I’m not nearly as politically-minded as I was when I was younger, but I find myself leaping to take down anyone who speaks in favor of a certain candidate of whom I have a low opinion. I find myself having to suppress critical thoughts about his moral character and intellectual capacity.
If we feel too much, we ought to feel something. The Church says: Yes, how we organize our political life matters a lot. It changes people’s lives. Some politicians and policies work better than others. When bad things happen politically, the poor and vulnerable get hurt the most. We must do what we can in our system to make things better.
The Church also says: But politics isn’t everything.
Precepts yet more perfect
Pope Leo XIII’s 1891 encyclical Rerum Novarum, the beginning of what we now call “Catholic Social Teaching,” deals with the problems of “labor” (working people) who were often exploited by “capital” (the owners and employers) and offers a vision for the good society, where capital treats labor justly and charitably, and labor cooperates and doesn’t become socialists.
He speaks bluntly about what this means. “To misuse men as though they were things in the pursuit of gain … is truly shameful and inhuman,” he writes when he describes the employer’s responsibility.
Leo believes justice in this world matters. He cares deeply about our economic good in this world and especially about the life of the workers and the poor. His was not a “pie in the sky when you die” religion, the kind of Christianity the ruling classes have pressed upon the poor.
But the pope also tells us that suffering injustice trains us for the next world. “The Church, with Jesus Christ as her Master and Guide, aims higher still,” he writes. “She lays down precepts yet more perfect.”
The Church does this because she knows we’re meant for something bigger. Leo explains: “God has not created us for the perishable and transitory things of earth, but for things heavenly and everlasting. He has given us this world as a place of exile, and not as our abiding place. As for riches and the other things which men call good and desirable, whether we have them in abundance, or are lacking in them — so far as eternal happiness is concerned — it makes no difference; the only important thing is to use them aright.”
Jesus did not take away “the pains and sorrows which in such large proportion are woven together in the web of our mortal life. He transformed them into motives of virtue and occasions of merit; and no man can hope for eternal reward unless he follow in the blood-stained footprints of his Savior.”

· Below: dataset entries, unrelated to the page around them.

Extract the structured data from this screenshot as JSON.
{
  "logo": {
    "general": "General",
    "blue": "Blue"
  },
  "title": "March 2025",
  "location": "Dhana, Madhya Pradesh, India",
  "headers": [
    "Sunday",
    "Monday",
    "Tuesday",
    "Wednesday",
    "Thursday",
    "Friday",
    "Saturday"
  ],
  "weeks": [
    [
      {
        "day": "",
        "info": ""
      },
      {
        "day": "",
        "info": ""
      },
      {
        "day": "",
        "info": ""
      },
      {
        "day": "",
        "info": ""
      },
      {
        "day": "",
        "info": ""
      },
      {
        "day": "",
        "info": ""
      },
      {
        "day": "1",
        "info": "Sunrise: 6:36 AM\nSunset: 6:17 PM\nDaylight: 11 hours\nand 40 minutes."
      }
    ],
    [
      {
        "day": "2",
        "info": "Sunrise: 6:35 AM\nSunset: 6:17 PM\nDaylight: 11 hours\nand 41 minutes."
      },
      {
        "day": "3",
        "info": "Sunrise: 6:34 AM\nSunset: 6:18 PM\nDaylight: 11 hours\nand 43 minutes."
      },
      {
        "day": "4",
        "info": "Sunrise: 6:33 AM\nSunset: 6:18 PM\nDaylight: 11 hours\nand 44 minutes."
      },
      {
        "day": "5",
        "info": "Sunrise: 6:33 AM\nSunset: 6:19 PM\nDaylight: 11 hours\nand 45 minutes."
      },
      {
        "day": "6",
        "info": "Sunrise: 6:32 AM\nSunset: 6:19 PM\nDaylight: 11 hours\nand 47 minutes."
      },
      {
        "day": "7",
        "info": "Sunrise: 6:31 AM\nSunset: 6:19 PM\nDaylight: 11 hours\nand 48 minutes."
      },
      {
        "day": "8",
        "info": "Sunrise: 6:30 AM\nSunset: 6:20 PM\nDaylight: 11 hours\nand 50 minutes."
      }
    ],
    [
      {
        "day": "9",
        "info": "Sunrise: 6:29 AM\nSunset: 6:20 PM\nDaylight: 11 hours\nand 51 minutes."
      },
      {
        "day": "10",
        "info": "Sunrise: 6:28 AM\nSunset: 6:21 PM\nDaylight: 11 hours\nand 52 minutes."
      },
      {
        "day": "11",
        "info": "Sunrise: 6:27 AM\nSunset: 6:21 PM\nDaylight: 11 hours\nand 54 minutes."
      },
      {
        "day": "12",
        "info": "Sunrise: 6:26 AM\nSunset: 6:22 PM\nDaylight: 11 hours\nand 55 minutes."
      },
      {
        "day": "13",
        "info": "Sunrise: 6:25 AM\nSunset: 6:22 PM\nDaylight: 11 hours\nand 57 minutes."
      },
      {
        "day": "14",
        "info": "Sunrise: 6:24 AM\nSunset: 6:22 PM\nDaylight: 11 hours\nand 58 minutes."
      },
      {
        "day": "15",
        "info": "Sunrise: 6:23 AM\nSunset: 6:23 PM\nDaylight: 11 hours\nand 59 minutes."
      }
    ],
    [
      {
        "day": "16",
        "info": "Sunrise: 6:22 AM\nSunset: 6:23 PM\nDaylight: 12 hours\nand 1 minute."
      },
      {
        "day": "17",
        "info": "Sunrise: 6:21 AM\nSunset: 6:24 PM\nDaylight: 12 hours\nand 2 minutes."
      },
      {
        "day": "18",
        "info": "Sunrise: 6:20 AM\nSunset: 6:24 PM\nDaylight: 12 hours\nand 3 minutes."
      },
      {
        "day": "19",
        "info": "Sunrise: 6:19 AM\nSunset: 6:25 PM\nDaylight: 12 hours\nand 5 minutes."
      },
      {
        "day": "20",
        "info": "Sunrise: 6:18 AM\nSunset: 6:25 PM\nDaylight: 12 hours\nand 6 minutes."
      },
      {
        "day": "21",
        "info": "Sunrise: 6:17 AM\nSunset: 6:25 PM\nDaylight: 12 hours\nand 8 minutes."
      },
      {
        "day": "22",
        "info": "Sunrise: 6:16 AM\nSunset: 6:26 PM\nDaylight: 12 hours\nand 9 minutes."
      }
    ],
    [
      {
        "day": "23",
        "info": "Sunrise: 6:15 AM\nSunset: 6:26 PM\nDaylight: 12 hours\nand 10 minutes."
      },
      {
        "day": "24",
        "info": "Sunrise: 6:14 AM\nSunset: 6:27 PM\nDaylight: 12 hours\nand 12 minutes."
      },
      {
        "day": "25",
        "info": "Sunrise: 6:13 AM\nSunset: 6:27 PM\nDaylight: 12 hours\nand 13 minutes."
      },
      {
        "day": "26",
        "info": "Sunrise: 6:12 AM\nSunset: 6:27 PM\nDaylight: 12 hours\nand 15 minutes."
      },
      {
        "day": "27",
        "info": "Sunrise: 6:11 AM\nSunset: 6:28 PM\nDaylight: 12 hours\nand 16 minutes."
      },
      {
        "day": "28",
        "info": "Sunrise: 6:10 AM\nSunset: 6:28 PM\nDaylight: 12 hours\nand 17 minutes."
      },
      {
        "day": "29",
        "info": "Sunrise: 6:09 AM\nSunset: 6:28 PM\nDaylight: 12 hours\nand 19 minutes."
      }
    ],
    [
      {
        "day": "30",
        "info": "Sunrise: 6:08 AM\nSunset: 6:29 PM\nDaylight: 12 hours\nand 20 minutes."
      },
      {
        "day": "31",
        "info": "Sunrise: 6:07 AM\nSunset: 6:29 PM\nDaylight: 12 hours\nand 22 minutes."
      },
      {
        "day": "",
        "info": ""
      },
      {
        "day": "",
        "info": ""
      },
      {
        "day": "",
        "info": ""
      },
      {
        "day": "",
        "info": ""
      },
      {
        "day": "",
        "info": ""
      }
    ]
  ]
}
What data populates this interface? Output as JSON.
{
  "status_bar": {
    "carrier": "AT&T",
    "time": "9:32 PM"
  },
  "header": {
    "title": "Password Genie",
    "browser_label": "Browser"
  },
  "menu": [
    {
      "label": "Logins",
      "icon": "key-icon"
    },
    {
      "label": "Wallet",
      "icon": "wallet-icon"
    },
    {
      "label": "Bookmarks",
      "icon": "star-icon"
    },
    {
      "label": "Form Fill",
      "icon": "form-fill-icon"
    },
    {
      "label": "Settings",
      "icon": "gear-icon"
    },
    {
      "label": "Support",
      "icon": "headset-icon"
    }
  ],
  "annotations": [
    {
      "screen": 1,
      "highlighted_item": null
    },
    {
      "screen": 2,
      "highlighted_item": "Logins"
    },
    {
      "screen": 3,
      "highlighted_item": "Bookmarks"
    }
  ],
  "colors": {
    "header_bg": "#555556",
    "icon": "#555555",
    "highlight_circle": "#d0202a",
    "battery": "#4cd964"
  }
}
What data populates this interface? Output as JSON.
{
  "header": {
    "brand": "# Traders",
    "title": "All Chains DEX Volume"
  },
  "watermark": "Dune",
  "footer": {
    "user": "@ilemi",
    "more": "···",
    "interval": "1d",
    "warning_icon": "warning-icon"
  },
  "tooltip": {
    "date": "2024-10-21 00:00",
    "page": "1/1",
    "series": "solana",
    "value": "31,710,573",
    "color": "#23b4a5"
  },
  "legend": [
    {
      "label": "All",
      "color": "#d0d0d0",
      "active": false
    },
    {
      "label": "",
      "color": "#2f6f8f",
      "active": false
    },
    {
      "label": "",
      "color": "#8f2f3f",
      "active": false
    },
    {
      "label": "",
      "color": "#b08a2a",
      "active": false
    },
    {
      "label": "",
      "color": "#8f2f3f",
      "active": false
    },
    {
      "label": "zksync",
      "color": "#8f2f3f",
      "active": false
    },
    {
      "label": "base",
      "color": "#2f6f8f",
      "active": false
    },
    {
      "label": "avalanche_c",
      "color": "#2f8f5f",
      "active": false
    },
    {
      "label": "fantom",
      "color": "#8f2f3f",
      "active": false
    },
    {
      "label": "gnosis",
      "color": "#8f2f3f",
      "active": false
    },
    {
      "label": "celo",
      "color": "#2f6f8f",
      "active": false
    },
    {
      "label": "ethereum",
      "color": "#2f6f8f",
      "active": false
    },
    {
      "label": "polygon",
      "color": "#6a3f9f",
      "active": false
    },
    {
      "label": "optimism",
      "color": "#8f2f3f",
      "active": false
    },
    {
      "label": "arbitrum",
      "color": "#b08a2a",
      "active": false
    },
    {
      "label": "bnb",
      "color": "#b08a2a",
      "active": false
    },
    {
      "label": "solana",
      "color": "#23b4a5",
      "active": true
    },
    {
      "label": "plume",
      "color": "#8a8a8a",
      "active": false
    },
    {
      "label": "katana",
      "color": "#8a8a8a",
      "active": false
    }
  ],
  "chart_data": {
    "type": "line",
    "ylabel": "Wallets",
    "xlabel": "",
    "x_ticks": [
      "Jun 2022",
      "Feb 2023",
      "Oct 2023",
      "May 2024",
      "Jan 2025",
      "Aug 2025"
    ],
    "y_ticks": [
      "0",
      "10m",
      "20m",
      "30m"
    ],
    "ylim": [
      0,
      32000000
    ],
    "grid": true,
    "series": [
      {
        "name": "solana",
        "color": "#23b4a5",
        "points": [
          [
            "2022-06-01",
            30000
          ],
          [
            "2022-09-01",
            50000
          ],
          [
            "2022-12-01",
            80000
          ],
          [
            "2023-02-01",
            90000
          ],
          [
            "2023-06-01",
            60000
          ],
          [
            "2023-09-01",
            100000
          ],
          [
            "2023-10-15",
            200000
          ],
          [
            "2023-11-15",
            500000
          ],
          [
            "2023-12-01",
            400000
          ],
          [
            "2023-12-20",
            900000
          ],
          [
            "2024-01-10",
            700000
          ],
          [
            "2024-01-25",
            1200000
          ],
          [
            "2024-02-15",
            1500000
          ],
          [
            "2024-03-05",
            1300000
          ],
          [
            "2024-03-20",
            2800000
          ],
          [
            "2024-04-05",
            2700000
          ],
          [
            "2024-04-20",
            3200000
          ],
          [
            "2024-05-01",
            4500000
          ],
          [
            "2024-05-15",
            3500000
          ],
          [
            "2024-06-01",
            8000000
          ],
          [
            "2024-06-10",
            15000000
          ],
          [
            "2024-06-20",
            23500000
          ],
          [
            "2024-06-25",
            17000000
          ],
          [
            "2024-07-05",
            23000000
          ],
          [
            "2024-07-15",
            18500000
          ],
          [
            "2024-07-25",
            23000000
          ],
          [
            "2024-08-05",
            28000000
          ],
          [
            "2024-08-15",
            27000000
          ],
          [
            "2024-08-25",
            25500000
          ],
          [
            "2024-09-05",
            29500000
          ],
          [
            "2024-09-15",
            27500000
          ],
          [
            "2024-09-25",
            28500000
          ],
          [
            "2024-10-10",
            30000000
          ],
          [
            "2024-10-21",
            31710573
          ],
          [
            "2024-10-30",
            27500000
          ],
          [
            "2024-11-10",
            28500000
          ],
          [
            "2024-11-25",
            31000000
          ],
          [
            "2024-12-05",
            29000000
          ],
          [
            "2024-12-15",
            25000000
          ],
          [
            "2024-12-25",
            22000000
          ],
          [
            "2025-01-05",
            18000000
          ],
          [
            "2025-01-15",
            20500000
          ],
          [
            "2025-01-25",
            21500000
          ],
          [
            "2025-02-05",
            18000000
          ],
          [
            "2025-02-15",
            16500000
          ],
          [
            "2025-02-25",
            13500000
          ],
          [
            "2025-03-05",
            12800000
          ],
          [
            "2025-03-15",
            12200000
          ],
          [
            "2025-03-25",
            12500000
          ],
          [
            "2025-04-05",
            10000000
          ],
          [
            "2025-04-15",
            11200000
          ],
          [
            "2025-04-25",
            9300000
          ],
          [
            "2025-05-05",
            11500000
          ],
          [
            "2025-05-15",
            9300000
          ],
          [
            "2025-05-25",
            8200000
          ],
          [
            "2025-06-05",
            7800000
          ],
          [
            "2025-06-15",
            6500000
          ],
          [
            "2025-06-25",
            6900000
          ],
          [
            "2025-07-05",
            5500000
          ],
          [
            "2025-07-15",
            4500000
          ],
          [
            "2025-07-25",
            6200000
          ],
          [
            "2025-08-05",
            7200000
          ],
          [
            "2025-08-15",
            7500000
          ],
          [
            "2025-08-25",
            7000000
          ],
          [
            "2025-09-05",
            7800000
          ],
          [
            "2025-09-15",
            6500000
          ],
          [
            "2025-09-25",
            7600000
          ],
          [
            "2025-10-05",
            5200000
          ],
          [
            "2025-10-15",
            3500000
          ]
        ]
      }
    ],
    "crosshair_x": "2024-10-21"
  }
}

It’s not what we’re used to hearing. Even Catholic politicians tend to speak as if politics is the only thing that matters and our first concern is our happiness in this world, defined materialistically. Everyone wants our money and our votes and so they try to make us feel that the next election is a choice between Heaven (them) and Hell (their opponents). The more excited we get, the more easily they can manipulate us.
Leo’s two sides
To take the two sides of Leo’s encyclical: First, we can do better ourselves and we can work to make the world better. How we live matters. Public policy matters. Our political and economic choices change other people’s lives. The poor depend upon our making good choices. We can’t bail out. We cannot say “a pox on all your houses” (the Mennonite option) and drop out.
Second, the world will still be a painful place no matter what political choices we make. People don’t stop being sinful even if a nation elects the best politician with the best policies, and no nation ever does that. People will always suffer. The workers and the poor will still suffer the exploitation Leo condemned. No political achievement is ever unmixed with evil. No achievement lasts. Power tends to corrupt.
The answer is Christ and his Church. Leo wrote at the end of Rerum Novarum: “Since religion alone can destroy the evil at its root . . . the primary thing needed is to return to real Christianity.” Treat politics seriously, but don’t expect it to save the world. Someone else will do that.